Deciding on whether to use land or sea, he said his company chose the three- to four-day land crossing from Dubai rather than use feeder vessels from the Emirates due to the uncertainty of customs and loading times.
This means, however, that for goods to enter Kuwait or Iraq, they have to cross Saudi Arabia, which has its own associated problems.
“Our biggest problem, outside of security in Iraq, is customs, mainly in Saudi Arabia and Kuwait,” Hammauda believed. “Our second problem is over-protection. There are layers of bureaucracy to check that a container is not smuggling in a bottle of Jack Daniels. Instead of investing in technology, they are increasing bureaucracy,” he added.
There is also the rather paradoxical position of two of Iraq’s potentially biggest trade partners, Saudi Arabia and Kuwait, building US-Mexico border style walls to keep Iraqis out (with Saudi’s slated to cost some $7 billion) while at the same time trying to boost bilateral trade. As Hammauda sees it, “Walls are going up in Kuwait and Saudi Arabia. For us, this will make it more difficult to do business.”

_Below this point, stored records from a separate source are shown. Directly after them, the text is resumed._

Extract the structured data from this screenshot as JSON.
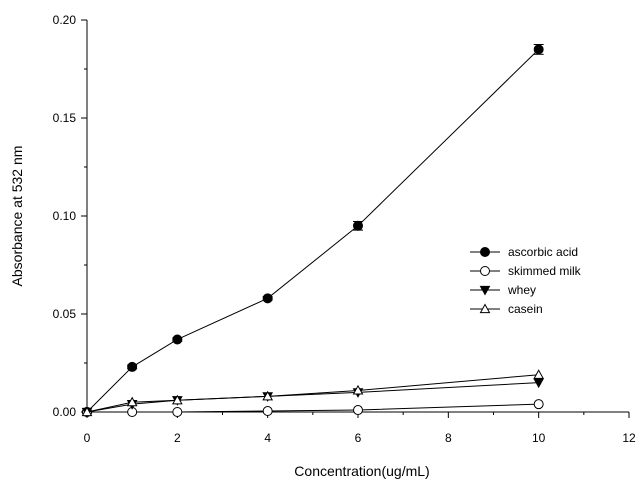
{
  "chart_data": {
    "type": "line",
    "xlabel": "Concentration(ug/mL)",
    "ylabel": "Absorbance at 532 nm",
    "xlim": [
      0,
      12
    ],
    "ylim": [
      0,
      0.2
    ],
    "x_ticks": [
      0,
      2,
      4,
      6,
      8,
      10,
      12
    ],
    "x_tick_labels": [
      "0",
      "2",
      "4",
      "6",
      "8",
      "10",
      "12"
    ],
    "y_ticks": [
      0,
      0.05,
      0.1,
      0.15,
      0.2
    ],
    "y_tick_labels": [
      "0.00",
      "0.05",
      "0.10",
      "0.15",
      "0.20"
    ],
    "grid": false,
    "legend_position": "right",
    "x": [
      0,
      1,
      2,
      4,
      6,
      10
    ],
    "series": [
      {
        "name": "ascorbic acid",
        "marker": "filled-circle",
        "values": [
          0.0,
          0.023,
          0.037,
          0.058,
          0.095,
          0.185
        ],
        "errors": [
          0.0005,
          0.001,
          0.0008,
          0.0008,
          0.0022,
          0.0025
        ]
      },
      {
        "name": "skimmed milk",
        "marker": "open-circle",
        "values": [
          0.0,
          0.0,
          0.0,
          0.0005,
          0.001,
          0.004
        ],
        "errors": [
          0,
          0,
          0,
          0,
          0,
          0
        ]
      },
      {
        "name": "whey",
        "marker": "filled-triangle-down",
        "values": [
          0.0,
          0.004,
          0.006,
          0.008,
          0.01,
          0.015
        ],
        "errors": [
          0,
          0,
          0,
          0,
          0,
          0
        ]
      },
      {
        "name": "casein",
        "marker": "open-triangle-up",
        "values": [
          0.0,
          0.005,
          0.006,
          0.008,
          0.011,
          0.019
        ],
        "errors": [
          0,
          0,
          0,
          0,
          0,
          0
        ]
      }
    ]
  }
}
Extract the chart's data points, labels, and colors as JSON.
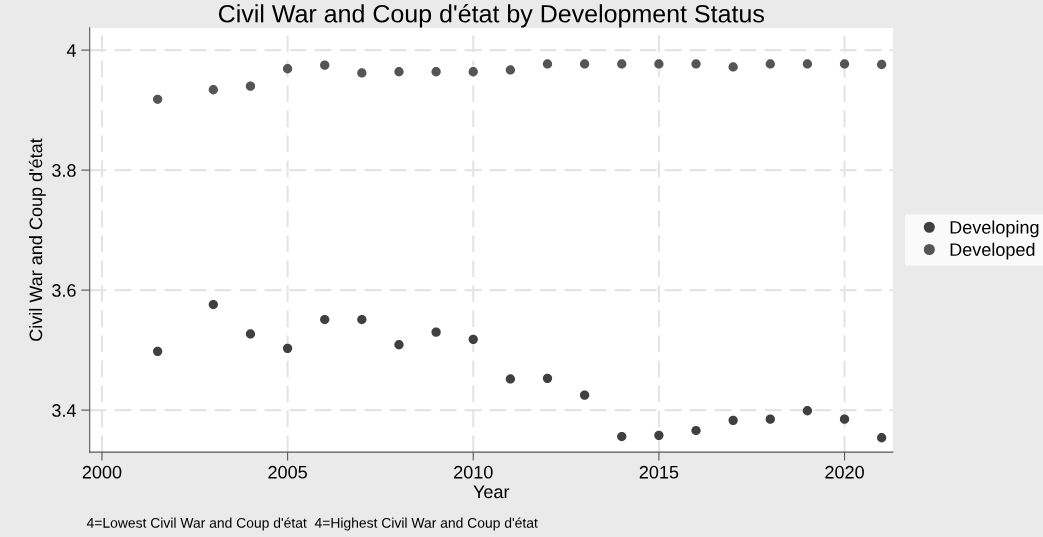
{
  "chart_data": {
    "type": "scatter",
    "title": "Civil War and Coup d'état by Development Status",
    "xlabel": "Year",
    "ylabel": "Civil War and Coup d'état",
    "x": [
      2001.5,
      2003,
      2004,
      2005,
      2006,
      2007,
      2008,
      2009,
      2010,
      2011,
      2012,
      2013,
      2014,
      2015,
      2016,
      2017,
      2018,
      2019,
      2020,
      2021
    ],
    "series": [
      {
        "name": "Developing",
        "color": "#404040",
        "values": [
          3.498,
          3.576,
          3.527,
          3.503,
          3.551,
          3.551,
          3.509,
          3.53,
          3.518,
          3.452,
          3.453,
          3.425,
          3.356,
          3.358,
          3.366,
          3.383,
          3.385,
          3.399,
          3.385,
          3.354
        ]
      },
      {
        "name": "Developed",
        "color": "#555555",
        "values": [
          3.918,
          3.934,
          3.94,
          3.969,
          3.975,
          3.962,
          3.964,
          3.964,
          3.964,
          3.967,
          3.977,
          3.977,
          3.977,
          3.977,
          3.977,
          3.972,
          3.977,
          3.977,
          3.977,
          3.976
        ]
      }
    ],
    "xlim": [
      1999.67,
      2021.3
    ],
    "ylim": [
      3.33,
      4.037
    ],
    "xticks": [
      2000,
      2005,
      2010,
      2015,
      2020
    ],
    "yticks": [
      {
        "value": 3.4,
        "label": "3.4"
      },
      {
        "value": 3.6,
        "label": "3.6"
      },
      {
        "value": 3.8,
        "label": "3.8"
      },
      {
        "value": 4,
        "label": "4"
      }
    ],
    "grid": true,
    "legend": "right",
    "marker": "circle",
    "annotations": [
      "4=Lowest Civil War and Coup d'état  4=Highest Civil War and Coup d'état"
    ]
  }
}
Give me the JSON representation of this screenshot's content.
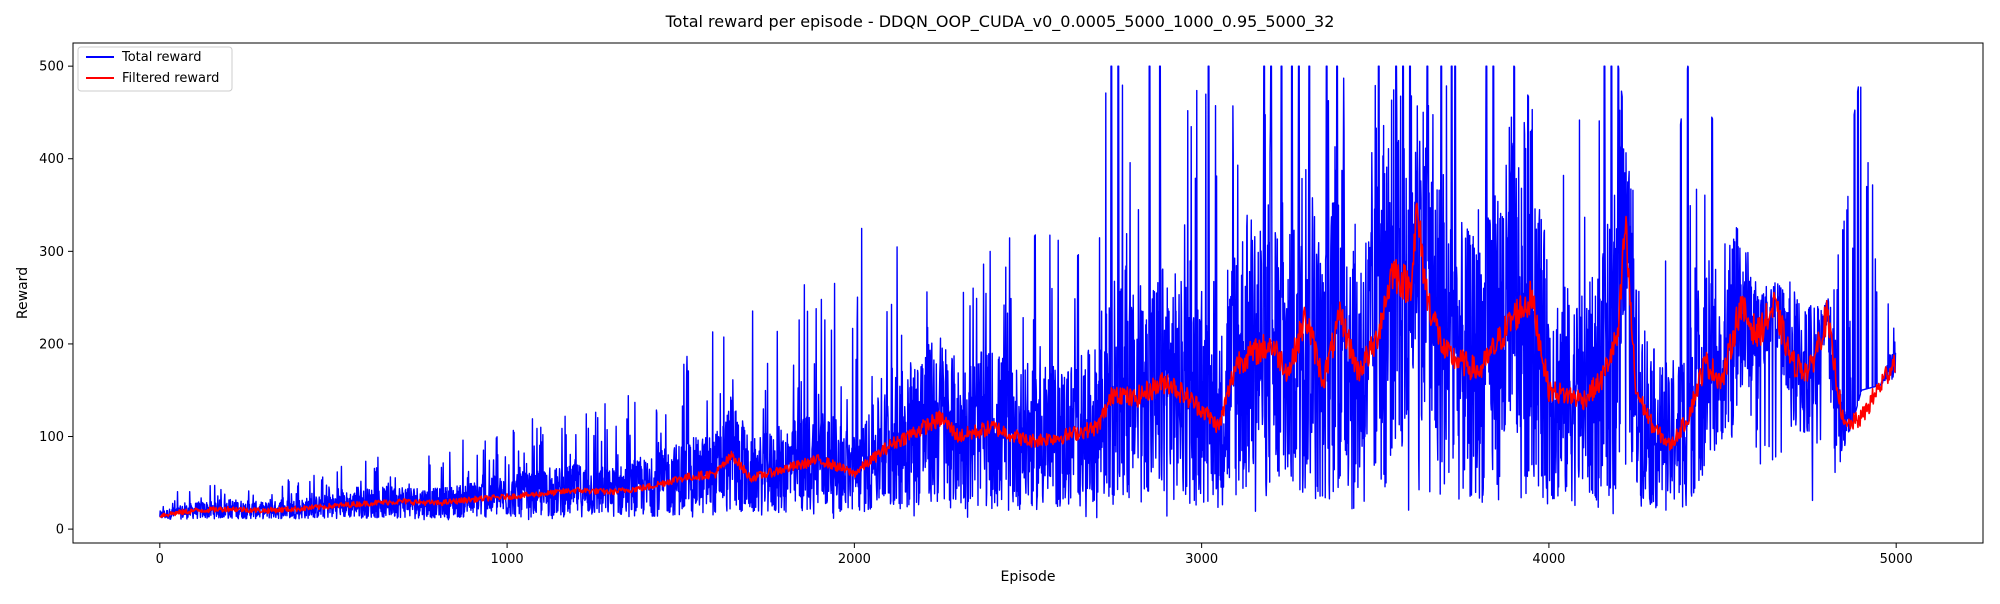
{
  "chart_data": {
    "type": "line",
    "title": "Total reward per episode - DDQN_OOP_CUDA_v0_0.0005_5000_1000_0.95_5000_32",
    "xlabel": "Episode",
    "ylabel": "Reward",
    "xlim": [
      -250,
      5250
    ],
    "ylim": [
      -15,
      525
    ],
    "xticks": [
      0,
      1000,
      2000,
      3000,
      4000,
      5000
    ],
    "yticks": [
      0,
      100,
      200,
      300,
      400,
      500
    ],
    "grid": false,
    "legend_position": "top-left",
    "episodes": 5000,
    "series": [
      {
        "name": "Total reward",
        "color": "#0000ff",
        "x": [
          0,
          100,
          200,
          300,
          400,
          500,
          600,
          700,
          800,
          900,
          1000,
          1100,
          1200,
          1300,
          1400,
          1500,
          1600,
          1700,
          1800,
          1900,
          2000,
          2100,
          2200,
          2300,
          2400,
          2500,
          2600,
          2700,
          2800,
          2900,
          3000,
          3100,
          3200,
          3300,
          3400,
          3500,
          3600,
          3700,
          3800,
          3900,
          4000,
          4100,
          4200,
          4300,
          4400,
          4500,
          4600,
          4700,
          4800,
          4900,
          5000
        ],
        "min": [
          10,
          10,
          10,
          10,
          10,
          10,
          10,
          10,
          10,
          10,
          10,
          10,
          10,
          10,
          10,
          10,
          10,
          10,
          10,
          10,
          12,
          12,
          14,
          12,
          12,
          12,
          12,
          12,
          12,
          12,
          12,
          12,
          12,
          12,
          12,
          12,
          12,
          12,
          12,
          12,
          12,
          12,
          12,
          12,
          12,
          90,
          70,
          15,
          12,
          150,
          160
        ],
        "max": [
          40,
          45,
          50,
          50,
          60,
          70,
          80,
          85,
          90,
          100,
          120,
          125,
          140,
          150,
          160,
          190,
          230,
          240,
          260,
          280,
          330,
          350,
          280,
          290,
          310,
          320,
          330,
          500,
          500,
          500,
          500,
          500,
          500,
          500,
          500,
          500,
          500,
          500,
          500,
          500,
          420,
          500,
          500,
          200,
          500,
          420,
          270,
          270,
          250,
          500,
          200
        ],
        "peak_episodes": [
          2740,
          2760,
          2850,
          2880,
          3020,
          3180,
          3200,
          3230,
          3260,
          3280,
          3310,
          3360,
          3390,
          3510,
          3560,
          3580,
          3600,
          3650,
          3690,
          3720,
          3730,
          3820,
          3840,
          3900,
          3940,
          4160,
          4180,
          4200,
          4210,
          4380,
          4400,
          4470,
          4880,
          4890
        ],
        "peak_value": 500
      },
      {
        "name": "Filtered reward",
        "color": "#ff0000",
        "x": [
          0,
          100,
          200,
          300,
          400,
          500,
          600,
          700,
          800,
          900,
          1000,
          1100,
          1200,
          1300,
          1400,
          1500,
          1600,
          1650,
          1700,
          1800,
          1900,
          2000,
          2100,
          2200,
          2250,
          2300,
          2400,
          2500,
          2600,
          2700,
          2750,
          2800,
          2900,
          3000,
          3050,
          3100,
          3200,
          3250,
          3300,
          3350,
          3400,
          3450,
          3500,
          3550,
          3600,
          3620,
          3650,
          3700,
          3800,
          3900,
          3950,
          4000,
          4100,
          4150,
          4200,
          4220,
          4250,
          4300,
          4350,
          4400,
          4450,
          4500,
          4550,
          4600,
          4650,
          4700,
          4750,
          4800,
          4850,
          4900,
          5000
        ],
        "y": [
          15,
          20,
          22,
          20,
          22,
          25,
          28,
          30,
          28,
          32,
          35,
          38,
          42,
          40,
          45,
          55,
          60,
          80,
          55,
          65,
          75,
          60,
          90,
          110,
          120,
          100,
          110,
          95,
          100,
          110,
          150,
          140,
          160,
          130,
          110,
          180,
          200,
          170,
          230,
          160,
          230,
          170,
          200,
          280,
          260,
          340,
          250,
          190,
          170,
          230,
          250,
          150,
          140,
          160,
          210,
          330,
          150,
          110,
          90,
          120,
          180,
          160,
          240,
          210,
          240,
          180,
          170,
          230,
          110,
          120,
          185
        ]
      }
    ]
  }
}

It is perhaps no wonder then that Iraqi-Kuwaiti trade is languishing while Dubai, several hundred kilometers from Iraq, is enticing Iraqi businessmen to the Jebel Ali Free Zone, and air cargo operators are opting for the Emirate rather than charter aircraft out of Kuwait, prompting Killingsworth to comment, “You wouldn’t think of it but Dubai is doing well out of Iraqi business.”